Before I close, allow me to share a rather silly story that involves the BCTC and Road America. I’m not sure of the exact year, but I am guessing it was back in the 90s. A few weeks before the Road America Run/Walk, a few of us “bratsters” thought it would be fun to run the course prior to the event. So, on a cloudy Sunday morning in October, we met at Gate #3 - thinking no one would be on the track. We jumped the fence and jogged to the start/finish line. There didn’t appear to be anyone else on the track... so we began our run. By the time we reached turn #3, we could hear the sound of revving engines off in the distance. By the time we reached turn #5, we were being directed to “get off the track” before a race car came speeding by. We were younger than (and, it goes without saying, more foolish), so we made a fast dash back to the cars and got out of there! If anyone from Road America is reading this... I assure you, that never happened again!

These stories may very well seem irrelevant and rather silly to some. But I assure you that they are quite meaningful to me as the Road America track has marked some significant times in my personal cancer experience and has a special place in my heart. These stories greatly contributed to the joy I experienced at the Camaro event at Road America this past weekend and the gratitude and honor I felt in accepting a donation check on behalf of the Sheboygan County Cancer Care Fund from the Wisconsin Camaro Club for $4,000! These stories also explain why I was deeply and profoundly impacted by various aspects of the Camaro Rally (despite not being a “car guy”) and why I was so emotional on my ride home after the event on Saturday morning.

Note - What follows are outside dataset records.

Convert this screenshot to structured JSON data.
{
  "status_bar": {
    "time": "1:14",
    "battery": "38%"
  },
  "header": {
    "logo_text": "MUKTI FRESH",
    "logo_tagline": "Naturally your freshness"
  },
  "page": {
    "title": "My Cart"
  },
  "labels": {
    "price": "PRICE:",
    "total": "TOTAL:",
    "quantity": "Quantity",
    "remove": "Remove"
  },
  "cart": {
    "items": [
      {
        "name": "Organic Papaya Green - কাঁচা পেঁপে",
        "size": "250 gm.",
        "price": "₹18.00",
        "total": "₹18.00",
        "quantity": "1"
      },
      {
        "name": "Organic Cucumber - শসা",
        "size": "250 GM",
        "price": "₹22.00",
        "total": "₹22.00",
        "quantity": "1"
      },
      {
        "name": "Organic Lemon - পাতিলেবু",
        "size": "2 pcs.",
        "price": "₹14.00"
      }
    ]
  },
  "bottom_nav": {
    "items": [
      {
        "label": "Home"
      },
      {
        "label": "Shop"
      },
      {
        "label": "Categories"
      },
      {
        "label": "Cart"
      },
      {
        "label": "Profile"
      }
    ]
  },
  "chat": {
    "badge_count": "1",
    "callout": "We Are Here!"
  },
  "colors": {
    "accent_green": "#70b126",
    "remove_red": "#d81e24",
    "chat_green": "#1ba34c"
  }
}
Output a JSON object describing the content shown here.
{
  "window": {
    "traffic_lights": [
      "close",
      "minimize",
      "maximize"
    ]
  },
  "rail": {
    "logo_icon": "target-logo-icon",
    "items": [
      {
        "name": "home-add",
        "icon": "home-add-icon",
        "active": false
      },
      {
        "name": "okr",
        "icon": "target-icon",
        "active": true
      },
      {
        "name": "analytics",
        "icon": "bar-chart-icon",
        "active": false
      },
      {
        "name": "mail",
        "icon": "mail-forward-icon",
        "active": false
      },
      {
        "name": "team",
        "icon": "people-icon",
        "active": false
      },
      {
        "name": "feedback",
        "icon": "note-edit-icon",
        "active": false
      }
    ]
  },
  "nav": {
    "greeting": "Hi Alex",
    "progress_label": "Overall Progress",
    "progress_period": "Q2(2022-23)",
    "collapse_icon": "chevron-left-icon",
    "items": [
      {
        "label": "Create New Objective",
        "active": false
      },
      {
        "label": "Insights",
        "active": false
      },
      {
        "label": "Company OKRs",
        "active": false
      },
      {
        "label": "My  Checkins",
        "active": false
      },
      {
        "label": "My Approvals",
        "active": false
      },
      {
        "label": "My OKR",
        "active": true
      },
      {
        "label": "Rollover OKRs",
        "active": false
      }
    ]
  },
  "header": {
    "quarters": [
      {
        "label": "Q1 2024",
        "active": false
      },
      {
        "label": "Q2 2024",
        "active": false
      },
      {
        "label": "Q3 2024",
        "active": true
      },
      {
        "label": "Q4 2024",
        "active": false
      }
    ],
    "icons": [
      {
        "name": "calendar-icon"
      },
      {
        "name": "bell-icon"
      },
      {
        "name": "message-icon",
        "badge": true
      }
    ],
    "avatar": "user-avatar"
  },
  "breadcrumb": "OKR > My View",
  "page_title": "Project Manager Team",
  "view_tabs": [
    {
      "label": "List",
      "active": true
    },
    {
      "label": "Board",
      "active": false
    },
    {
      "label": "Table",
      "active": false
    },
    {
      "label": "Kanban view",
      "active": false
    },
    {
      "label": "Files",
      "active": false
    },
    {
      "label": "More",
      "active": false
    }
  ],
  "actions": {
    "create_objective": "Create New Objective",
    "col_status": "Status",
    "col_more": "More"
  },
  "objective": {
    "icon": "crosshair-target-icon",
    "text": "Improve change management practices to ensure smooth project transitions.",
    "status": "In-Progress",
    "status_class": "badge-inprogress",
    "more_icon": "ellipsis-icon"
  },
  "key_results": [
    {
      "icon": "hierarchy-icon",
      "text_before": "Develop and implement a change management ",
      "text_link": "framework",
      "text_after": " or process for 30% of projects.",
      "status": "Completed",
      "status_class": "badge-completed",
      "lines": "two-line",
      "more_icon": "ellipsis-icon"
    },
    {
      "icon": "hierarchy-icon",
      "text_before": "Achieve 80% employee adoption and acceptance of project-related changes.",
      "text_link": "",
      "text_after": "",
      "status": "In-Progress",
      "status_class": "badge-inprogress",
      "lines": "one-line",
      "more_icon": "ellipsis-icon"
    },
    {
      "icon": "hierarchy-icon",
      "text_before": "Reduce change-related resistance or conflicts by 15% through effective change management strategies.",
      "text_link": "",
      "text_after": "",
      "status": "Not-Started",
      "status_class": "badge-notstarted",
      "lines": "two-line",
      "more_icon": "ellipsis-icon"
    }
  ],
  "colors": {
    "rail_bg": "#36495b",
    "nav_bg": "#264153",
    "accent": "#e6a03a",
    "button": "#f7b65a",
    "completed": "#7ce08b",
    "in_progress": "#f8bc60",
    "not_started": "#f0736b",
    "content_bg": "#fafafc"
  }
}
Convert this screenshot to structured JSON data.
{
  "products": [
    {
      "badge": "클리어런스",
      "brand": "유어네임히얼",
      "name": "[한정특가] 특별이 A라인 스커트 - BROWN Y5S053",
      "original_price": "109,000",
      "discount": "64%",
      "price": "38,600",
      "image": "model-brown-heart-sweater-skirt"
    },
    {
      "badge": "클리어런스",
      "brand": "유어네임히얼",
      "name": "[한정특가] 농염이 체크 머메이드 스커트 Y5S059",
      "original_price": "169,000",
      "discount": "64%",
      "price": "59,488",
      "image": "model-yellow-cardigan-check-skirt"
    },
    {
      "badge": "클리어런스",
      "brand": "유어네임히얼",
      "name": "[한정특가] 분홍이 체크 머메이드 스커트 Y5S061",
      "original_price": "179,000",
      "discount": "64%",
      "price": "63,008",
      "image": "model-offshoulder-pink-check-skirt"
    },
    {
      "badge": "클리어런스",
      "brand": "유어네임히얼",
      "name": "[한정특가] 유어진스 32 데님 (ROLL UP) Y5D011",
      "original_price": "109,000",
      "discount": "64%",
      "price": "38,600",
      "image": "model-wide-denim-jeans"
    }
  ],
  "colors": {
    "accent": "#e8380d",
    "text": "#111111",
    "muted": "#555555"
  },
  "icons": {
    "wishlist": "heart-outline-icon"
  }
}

As I contemplate the many overlapping and interconnecting stories that have taken place along my personal cancer experience as well as within our Local Cancer Community that I have been privileged to hear (and occasionally be a part of), I find myself reflecting on Arthur Schopenhauer’s essay titled, “Transcendental Speculation on Apparent Design in the Fate of the Individual.” In this essay, Schopenhauer muses over the curious feeling one can experience of there being an author writing the novel of our lives, in such a way that through the many chance happenings that seem to occur in our lives, there is actually a plot unfolding of which we have no knowledge.

I’m not suggesting that my life has always made sense to me... but the plot has certainly kept my attention!